According to the report "Asia Bond Monitor" by the Asia Development Bank in March 2013, Viet Nam's local currency bond market saw the most rapid growth among emerging East Asian nations, growing 42.7 per cent on a year-on-year basis in the last quarter of 2012.
The growth of the country's bond market was entirely driven by the G-bond market which saw a 54.6 per cent increase year-on-year while its corporate bond market shrank 47.6 per year during the same period.
Of the total $25 billion raised in the forth quarter last year, $24 billion came from G-bonds while corporate bonds were worth just $1 billion.

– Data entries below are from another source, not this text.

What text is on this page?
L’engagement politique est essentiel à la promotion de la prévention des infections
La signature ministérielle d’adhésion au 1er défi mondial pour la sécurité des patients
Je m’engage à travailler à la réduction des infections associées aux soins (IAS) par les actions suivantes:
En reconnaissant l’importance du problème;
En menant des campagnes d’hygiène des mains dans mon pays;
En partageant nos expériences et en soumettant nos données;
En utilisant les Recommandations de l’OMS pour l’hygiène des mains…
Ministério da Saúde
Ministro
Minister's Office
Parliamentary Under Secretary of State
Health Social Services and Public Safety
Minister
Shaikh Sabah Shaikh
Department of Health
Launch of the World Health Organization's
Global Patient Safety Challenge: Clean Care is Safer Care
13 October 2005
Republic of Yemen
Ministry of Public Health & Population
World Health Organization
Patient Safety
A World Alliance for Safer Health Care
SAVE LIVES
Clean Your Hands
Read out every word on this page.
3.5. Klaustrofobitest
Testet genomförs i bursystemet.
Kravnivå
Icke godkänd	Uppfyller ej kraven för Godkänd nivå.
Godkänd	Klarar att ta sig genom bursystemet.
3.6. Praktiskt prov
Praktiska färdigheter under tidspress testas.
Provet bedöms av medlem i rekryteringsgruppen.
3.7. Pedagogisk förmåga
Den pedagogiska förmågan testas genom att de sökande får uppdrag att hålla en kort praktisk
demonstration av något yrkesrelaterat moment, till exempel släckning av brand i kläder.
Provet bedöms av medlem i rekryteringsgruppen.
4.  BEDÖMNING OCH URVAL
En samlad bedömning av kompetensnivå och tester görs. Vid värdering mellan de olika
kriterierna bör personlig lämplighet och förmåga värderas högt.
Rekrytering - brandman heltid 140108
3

"New issuance in Viet Nam's corporate sector remained constrained by a combination of high interest rates and investor concerns about corporate sector credit quality as Vietnamese banks have become more cautious about extending new credit," the report said.
The rapid growth of the Vietnamese market has been attributed to the fact that it is one of the smallest markets in the region and thus has great potential for future growth and development.
At the same time, Viet Nam's bond market is drawing higher participation of foreign investors thanks to its improved economic situation.
According to 2012 statistics from the H Noi Stock Exchange, the value of winning bids by foreign investors in the primary market last year accounted for more than 10 per cent of the total market value. On the secondary market, foreign trading also made up over 29 per cent of total transaction value.